I had high hopes for When Booty Calls: The Rebooty and was stoked to be spending my Friday night watching pirates do stunts and fall in love. I don’t say stunts lightly as the play calls for a fight choreographer (Hogg) and stunt mats, with weapons ranging from swords to fists to silks. The choreography is complex, daring, and well designed, but the execution (I swear I’ll stop with that pun soon) feels under-rehearsed. Because of this, my friend and I agreed that watching the fight scenes and their hiccups was the wrong kind of nerve-wracking, where instead of enjoying the cleverness you’re worried something might actually go pear-shaped.
This Rebooty was originally devised by Hogg, Caldeiro, Etherington, and Tom Atchieson (who previously co-directed), and now has Wells in the credits mix. It has enjoyed sold-out (and sadly cancelled) seasons but I feel it still needs development. Some jokes and plotlines could be left on the cutting room floor. For example, Liz and Jen have a nasty fight and while I understand the need for conflict, it makes me quite dislike both characters – particularly Jen for the mean things she bellows at Liz.

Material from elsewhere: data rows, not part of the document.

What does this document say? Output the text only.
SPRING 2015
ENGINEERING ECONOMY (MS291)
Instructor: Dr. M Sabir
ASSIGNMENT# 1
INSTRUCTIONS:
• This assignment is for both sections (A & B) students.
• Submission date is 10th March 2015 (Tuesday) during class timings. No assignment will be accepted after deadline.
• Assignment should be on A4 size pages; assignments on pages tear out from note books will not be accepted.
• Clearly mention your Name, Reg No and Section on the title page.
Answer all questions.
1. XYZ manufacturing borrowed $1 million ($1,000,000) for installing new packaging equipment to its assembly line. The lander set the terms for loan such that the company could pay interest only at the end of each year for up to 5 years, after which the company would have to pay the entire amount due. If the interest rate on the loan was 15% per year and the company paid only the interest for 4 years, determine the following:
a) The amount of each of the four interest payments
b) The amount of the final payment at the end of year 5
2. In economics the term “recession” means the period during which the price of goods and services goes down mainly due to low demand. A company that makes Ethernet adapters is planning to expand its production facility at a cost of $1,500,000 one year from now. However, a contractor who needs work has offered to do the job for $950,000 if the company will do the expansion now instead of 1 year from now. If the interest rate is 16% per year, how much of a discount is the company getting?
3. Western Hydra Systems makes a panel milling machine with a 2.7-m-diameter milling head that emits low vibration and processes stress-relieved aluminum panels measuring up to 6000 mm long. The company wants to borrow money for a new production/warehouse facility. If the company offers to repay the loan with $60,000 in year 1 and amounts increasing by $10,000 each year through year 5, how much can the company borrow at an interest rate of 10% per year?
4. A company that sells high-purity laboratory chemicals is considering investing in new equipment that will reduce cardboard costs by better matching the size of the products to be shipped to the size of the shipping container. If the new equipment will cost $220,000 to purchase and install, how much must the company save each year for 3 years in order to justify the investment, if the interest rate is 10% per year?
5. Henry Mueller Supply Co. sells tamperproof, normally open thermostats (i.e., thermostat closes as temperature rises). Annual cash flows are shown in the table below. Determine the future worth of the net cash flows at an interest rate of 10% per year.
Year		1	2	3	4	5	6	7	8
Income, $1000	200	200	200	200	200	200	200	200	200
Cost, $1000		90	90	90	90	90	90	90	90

That’s not to say I didn’t have a (cannon) blast. There are lots of great things going on here, like Etherington’s energetic performance, Hogg’s golden comedic timing and audience asides, Caldeiro’s atmospheric compositions, and Scott Maxim’s impressive set and lighting design. If the script could come up to match the high production values, I think we’d have a winner here.